Zum Buch:
Michel de Montaigne (1533-1592) war ein für seine Zeit unkonventioneller Schreiber, der mit alten Traditionen spielte, Neues ausprobierte, damit seine Leser faszinierte – und zeitweise auch schockierte. Sarah Bakewell wandelt auf den Spuren Montaignes, seiner Schriften, seiner Zeit und Zeitgenossen und folgt den Kommentaren berühmter Leser durch fünf Jahrhunderte bis in die Gegenwart. Angesteckt von Montaignes Schreibstil zeichnet Bakewell in dieser Biografie auf unkonventionelle, erfrischend lebendige Weise ein Bild des Mannes, der das Genre des Essais erfand.
“Essayer” heißt auf Französisch “versuchen” und der Titel “Essais”, “Versuche”, unter dem Montaigne sein erstes Buch publizierte, ist kennzeichnend für die Lebenseinstellung des Autors und für seine philosophische Prägung. Der adelige Weingutsbesitzer, studierte Jurist, Privatier, Schriftsteller, Philosoph, Berater mehrerer französischer Könige, Reisende übte sich Zeit seines Lebens in Mäßigung und in der “heiteren Ergebenheit in alles, was geschieht.” Nicht das Gelingen, nicht den Erfolg machte Montaigne zu seinem Motto, sondern das Versuchen. Auf seinen Reisen konnte er, fasziniert von dem Neuen, Andersartigen, das er um sich herum wahrnahm, die Schmerzen seiner Nierenkoliken besser ertragen als irgendwo sonst.

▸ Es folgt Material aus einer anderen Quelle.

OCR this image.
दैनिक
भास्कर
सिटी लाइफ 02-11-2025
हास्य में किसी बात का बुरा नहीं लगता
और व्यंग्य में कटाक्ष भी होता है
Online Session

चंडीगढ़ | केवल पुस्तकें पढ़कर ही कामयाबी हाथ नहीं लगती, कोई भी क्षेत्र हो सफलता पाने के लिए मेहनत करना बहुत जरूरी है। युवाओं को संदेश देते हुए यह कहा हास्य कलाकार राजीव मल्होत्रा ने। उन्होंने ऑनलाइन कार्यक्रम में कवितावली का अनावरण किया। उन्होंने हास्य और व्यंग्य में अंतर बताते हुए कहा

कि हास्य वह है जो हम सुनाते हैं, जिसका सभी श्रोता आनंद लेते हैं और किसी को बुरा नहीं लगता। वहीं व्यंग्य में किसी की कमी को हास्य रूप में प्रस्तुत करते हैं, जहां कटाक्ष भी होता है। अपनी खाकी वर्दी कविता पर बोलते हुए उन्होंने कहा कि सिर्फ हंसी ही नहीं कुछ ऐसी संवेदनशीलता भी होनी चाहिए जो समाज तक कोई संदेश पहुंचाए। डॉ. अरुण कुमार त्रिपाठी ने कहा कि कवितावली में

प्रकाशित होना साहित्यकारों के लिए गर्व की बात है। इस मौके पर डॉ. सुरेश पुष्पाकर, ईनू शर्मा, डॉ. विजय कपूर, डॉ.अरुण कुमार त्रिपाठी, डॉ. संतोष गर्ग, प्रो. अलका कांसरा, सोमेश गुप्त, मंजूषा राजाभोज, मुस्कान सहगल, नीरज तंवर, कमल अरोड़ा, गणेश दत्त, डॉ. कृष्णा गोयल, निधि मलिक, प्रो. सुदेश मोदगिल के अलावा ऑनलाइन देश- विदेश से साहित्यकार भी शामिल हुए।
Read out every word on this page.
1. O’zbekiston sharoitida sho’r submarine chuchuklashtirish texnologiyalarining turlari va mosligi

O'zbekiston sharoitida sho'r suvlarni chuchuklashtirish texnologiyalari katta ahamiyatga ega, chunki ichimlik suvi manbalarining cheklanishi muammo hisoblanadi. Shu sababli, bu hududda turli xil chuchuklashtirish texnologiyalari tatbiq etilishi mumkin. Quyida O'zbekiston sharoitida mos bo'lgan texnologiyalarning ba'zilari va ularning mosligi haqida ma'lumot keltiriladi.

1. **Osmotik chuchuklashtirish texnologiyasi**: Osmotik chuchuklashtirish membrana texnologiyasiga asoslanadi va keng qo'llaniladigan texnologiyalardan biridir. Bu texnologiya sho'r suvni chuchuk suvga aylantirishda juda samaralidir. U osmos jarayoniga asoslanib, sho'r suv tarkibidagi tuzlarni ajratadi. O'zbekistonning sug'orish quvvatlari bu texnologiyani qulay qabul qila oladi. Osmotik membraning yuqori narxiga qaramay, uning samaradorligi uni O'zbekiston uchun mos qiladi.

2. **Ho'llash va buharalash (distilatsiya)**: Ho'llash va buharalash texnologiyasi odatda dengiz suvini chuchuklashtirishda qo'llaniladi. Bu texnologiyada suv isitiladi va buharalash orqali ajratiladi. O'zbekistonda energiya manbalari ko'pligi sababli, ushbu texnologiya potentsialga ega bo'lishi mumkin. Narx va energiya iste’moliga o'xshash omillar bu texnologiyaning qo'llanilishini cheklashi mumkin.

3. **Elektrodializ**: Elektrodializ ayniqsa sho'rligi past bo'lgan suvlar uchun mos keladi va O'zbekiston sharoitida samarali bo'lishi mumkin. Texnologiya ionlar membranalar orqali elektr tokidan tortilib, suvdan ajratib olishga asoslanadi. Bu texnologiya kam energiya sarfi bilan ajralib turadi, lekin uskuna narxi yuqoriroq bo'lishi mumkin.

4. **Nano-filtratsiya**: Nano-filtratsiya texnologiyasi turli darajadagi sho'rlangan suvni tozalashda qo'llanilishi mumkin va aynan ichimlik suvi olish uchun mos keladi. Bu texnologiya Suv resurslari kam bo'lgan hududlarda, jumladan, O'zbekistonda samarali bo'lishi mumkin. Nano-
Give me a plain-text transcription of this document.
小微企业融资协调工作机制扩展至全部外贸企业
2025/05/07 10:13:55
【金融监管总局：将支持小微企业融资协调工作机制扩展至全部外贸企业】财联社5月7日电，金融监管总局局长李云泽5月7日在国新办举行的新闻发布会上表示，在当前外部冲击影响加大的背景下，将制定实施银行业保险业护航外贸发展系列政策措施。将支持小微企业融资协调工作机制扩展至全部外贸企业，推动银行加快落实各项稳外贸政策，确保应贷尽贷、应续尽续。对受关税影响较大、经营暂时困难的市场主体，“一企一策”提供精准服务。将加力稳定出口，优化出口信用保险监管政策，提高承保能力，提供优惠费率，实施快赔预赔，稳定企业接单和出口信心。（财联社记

Im Beobachten seiner selbst und seiner Umgebung kam es Montaigne einem – durchaus nützlichen – Spiel gleich, um die Ecke zu denken, sich in andere Perspektiven als die eigene zu versetzen, und sei es in die seiner Katze.
Nichts von dem, was Montaigne tat und schrieb, betrachtete er als endgültig oder vollendet. Bis zum letzten Tag erweiterte, kommentierte, veränderte er frühere Ausgaben seiner Schriften. Bakewell nennt Montaigne in einem Interview den ersten Blogger der Geschichte. Ihr im englischen Sprachraum mehrfach ausgezeichnetes Buch ist mehr als das Porträt dieses Mannes, seiner Zeit, seiner Bewunderer: es ist das Geständnis einer tief empfundenen, heiteren Seelenverwandtschaft und bietet einen wertvollen Fundus an Ideen, wie wir unser Leben leben könnten.